…Off the record, in a deep conversation in a dark bar, a government scientist researching pandemic flu would say that they’re scared to death because they see just how intelligent this virus is…
Like many of you, over the last few months, I’ve been drawn in by the alarming - often unnerving - headlines about the H1N1 flu pandemic.
“It’s all hype,” some say. “Don’t buy into what the establishment is selling."
From the start, I couldn’t help myself from suspiciously scoffing at some of the ratings and readership driven headlines.
That all changed for me late last month when I decided to research what all this noise was really about.
Now, frankly, I wish I had been less overcritical and more ostrich-like. Some part of me wishes to rediscover the peace of mind that got lost since my journey into the darkness of the coming flu pandemic and the brutal truth behind it.
That this is a space about biotech investing reminds me to tell you, my captive audience, that I’m very cognizant of that fact and that this isn’t going to turn into the type of exposé found in a sensational cheap magazine.
Better yet, I can tell you that this company is flying under the same radar screens that point the flock of eager investors into playing the “swine flu stocks.”
As with the rest of story, the truth is, there is much more substance than sizzle here.
As with the rest of the tale, there is also much more terror in the truth than I bargained for.
I realized early on that if I were to get anywhere near the truth about H1N1, my first challenge was to find someone trustworthy and experienced who could help point the way. I needed to clear my already cynical mind from further clouding.
I began to scour the Centers for Disease Control and Prevention website and found various estimates of flu-related deaths (since apparently there is no true method or count for these deaths) and experts there will tell you that the actual number of deaths vary greatly from year to year because flu seasons often fluctuate in length and severity.

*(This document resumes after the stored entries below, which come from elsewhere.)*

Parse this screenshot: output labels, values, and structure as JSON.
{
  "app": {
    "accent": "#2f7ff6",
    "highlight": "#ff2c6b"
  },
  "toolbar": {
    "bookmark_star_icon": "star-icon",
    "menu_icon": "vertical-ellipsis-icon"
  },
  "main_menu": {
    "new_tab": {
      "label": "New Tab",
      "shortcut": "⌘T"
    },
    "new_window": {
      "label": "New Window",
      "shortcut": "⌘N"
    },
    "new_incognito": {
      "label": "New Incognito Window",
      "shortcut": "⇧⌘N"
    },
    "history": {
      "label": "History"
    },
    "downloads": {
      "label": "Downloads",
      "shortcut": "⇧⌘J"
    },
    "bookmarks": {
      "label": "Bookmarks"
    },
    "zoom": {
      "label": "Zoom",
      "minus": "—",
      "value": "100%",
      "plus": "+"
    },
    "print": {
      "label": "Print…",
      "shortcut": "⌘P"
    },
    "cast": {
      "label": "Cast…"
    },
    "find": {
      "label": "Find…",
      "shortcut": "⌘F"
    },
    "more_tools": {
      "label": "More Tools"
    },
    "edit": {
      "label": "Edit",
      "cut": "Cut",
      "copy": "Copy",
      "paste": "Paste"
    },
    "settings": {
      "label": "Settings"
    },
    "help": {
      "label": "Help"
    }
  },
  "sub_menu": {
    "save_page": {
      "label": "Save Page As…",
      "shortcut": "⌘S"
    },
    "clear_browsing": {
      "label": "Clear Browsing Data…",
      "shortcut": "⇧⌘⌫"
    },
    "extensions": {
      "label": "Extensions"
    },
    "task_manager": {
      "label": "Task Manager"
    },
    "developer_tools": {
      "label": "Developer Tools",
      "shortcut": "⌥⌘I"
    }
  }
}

I found alarming press clippings from the U.S. Military stating that they are confident that years of pandemic planning will help it deal with H1N1. Those of us who watched the events surrounding Hurricane Katrina and our national government’s reactions can rest easy now, right?
I dug deeper.
I connected to someone who has spent twenty-five years working on biopharmaceutical development and regulatory issues in the U.S. He also spent the last quarter of a century working on various therapeutic and preventative platforms as well as vaccines, but he would only speak to me on the record under strict conditions of anonymity.
Having taken part in many collaborations with the government at various levels with several agencies, he wanted the public to know the truth, but he was also not thrilled by the idea of being castigated or confused in any way with Chicken Little.
After a brief pause, I slipped on my best Woodward and Bernstein and told him I’d agree to his conditions.
“The biggest concern is to ask ourselves what this is and how is it being addressed, “ he began.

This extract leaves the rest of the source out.